Senate leaders in Nebraska, U.S. Senator Ben Sasse (R-NE), a member of the Senate Finance and Budget Committees and U.S. Senator Deb Fischer (R-NE), voted on different sides of the infrastructure bill.

Fischer, a senior member of the Senate Commerce Committee and the top Republican on the Surface Transportation Subcommittee, voted in favor of the bill.

“This bipartisan bill makes long-awaited investments to rebuild and develop our nation’s core infrastructure. While not perfect, it includes resources for Nebraska in the key areas I wanted to see such as roads, bridges, water infrastructure, airports, and broadband,” Fischer said. “I am also pleased that the bill includes provisions I pushed for such as increased flexibility for livestock haulers and assistance for communities in rural America to meet transportation needs.

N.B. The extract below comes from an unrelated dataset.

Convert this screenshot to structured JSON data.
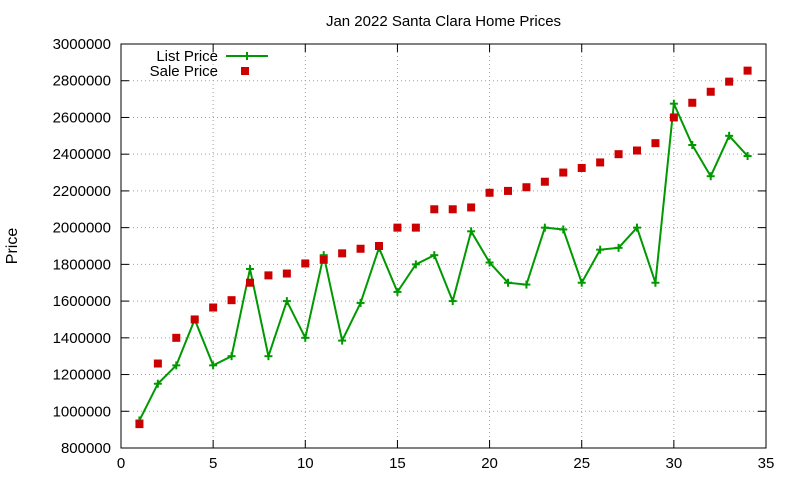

Sasse, who voted not in favor of the bill, issued the following statement opposing the $1 trillion infrastructure bill.

”This $1 trillion infrastructure bill continues to spend money our country doesn’t have — and contrary to lots of Enron-style accounting claims, no, it won’t pay for itself. As a backdrop, U.S. consumer prices are the highest in 13 years — and this out-of-control inflation isn’t slowing down. Washington just spent $2 trillion in March; Majority Leader Schumer and Speaker Pelosi are spending another trillion here; and they’re teeing up Bernie Sanders’ $3.5 trillion reconciliation bill tonight. This is more money than Washington has ever spent before. Net net: yes, infrastructure is important, but doing it the right way is more important,” Sasse said.

The package would provide almost $550 billion in new spending over five years for roads, bridges, broadband internet, water pipes and other public works systems.

With the infrastructure bill now in the rearview, the Senate turns next to Biden’s bigger package, a $3.5 trillion plan with debate likely to extend into the fall.